I looked at him and I could tell that he was embarrassed but also very sad. I didn't know what to say at first because I was shocked and confused as to what had just happened.

"Did they do that to you?" I asked him softly with sadness in my voice almost on the verge of tears.

He didn't even have to say anything, the pain in his eyes told me everything I needed to know. I got up, walked over to him and hugged him. The anger I felt in my veins was something I couldn't even explain. I kept telling myself that Viktor was right and that I needed to let the law and the justice system handle the psychopaths once they were found, but it was in these kinds of situations where I would completely change my mind. All I wanted to do was make them suffer while I tortured them slowly to make sure they felt every inch of pain and misery they had caused to others.

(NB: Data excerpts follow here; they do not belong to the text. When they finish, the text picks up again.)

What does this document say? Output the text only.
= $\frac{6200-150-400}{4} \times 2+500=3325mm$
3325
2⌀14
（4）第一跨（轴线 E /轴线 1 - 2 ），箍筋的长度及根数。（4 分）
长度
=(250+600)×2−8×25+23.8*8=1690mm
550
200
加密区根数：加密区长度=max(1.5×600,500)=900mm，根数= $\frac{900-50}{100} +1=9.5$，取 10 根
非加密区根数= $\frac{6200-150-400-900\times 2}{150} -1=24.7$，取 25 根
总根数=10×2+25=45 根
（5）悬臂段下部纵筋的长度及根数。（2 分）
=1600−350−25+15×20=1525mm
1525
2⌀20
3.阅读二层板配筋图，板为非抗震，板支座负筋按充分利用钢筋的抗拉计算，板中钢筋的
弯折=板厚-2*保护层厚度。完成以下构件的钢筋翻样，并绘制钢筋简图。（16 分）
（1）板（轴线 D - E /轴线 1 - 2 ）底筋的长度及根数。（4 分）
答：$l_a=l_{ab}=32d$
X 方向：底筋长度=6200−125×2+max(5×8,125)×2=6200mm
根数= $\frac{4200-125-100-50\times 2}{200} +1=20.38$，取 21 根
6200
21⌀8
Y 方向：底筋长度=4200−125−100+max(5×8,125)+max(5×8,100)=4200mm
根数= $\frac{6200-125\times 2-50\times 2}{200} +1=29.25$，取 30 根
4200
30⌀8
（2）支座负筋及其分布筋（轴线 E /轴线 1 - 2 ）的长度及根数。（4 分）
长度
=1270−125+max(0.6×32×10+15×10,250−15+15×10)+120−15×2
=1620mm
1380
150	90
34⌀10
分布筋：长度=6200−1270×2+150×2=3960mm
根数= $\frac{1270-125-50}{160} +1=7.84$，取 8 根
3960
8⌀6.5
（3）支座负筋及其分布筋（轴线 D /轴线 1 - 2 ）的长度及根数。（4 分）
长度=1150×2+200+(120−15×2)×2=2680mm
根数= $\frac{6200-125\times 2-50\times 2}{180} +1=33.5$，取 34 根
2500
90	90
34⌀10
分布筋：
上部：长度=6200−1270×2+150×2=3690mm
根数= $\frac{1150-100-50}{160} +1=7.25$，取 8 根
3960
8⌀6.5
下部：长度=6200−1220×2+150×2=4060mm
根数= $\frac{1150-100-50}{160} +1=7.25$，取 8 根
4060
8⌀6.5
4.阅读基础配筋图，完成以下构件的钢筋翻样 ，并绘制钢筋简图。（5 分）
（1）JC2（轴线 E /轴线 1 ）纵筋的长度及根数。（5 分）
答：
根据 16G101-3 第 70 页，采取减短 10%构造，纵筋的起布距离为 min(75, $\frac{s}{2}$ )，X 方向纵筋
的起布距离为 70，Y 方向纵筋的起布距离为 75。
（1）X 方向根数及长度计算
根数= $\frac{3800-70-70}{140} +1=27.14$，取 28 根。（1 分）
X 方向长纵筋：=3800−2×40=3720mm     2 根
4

What Jake said next completely broke me.

"I understand if you think it's disgusting and you don't want to look at me or even be with me because of it."

"Jake, look at me! There are not enough scars in this world that would make me feel differently towards you that I already do. There is not a scar that could make me love and care about you any less than I do right now. Don't you ever say that again."

He heard me. I mean he was listening to me but by the look on his face, I could tell that he wasn't convinced. He kept on saying how good looking Evan was. He even said how good looking Viktor was, he believed Silas was way more handsome than he was. But, he clearly wasn't seeing what I was seeing when I looked at him. So, I did what I had to do to make him understand.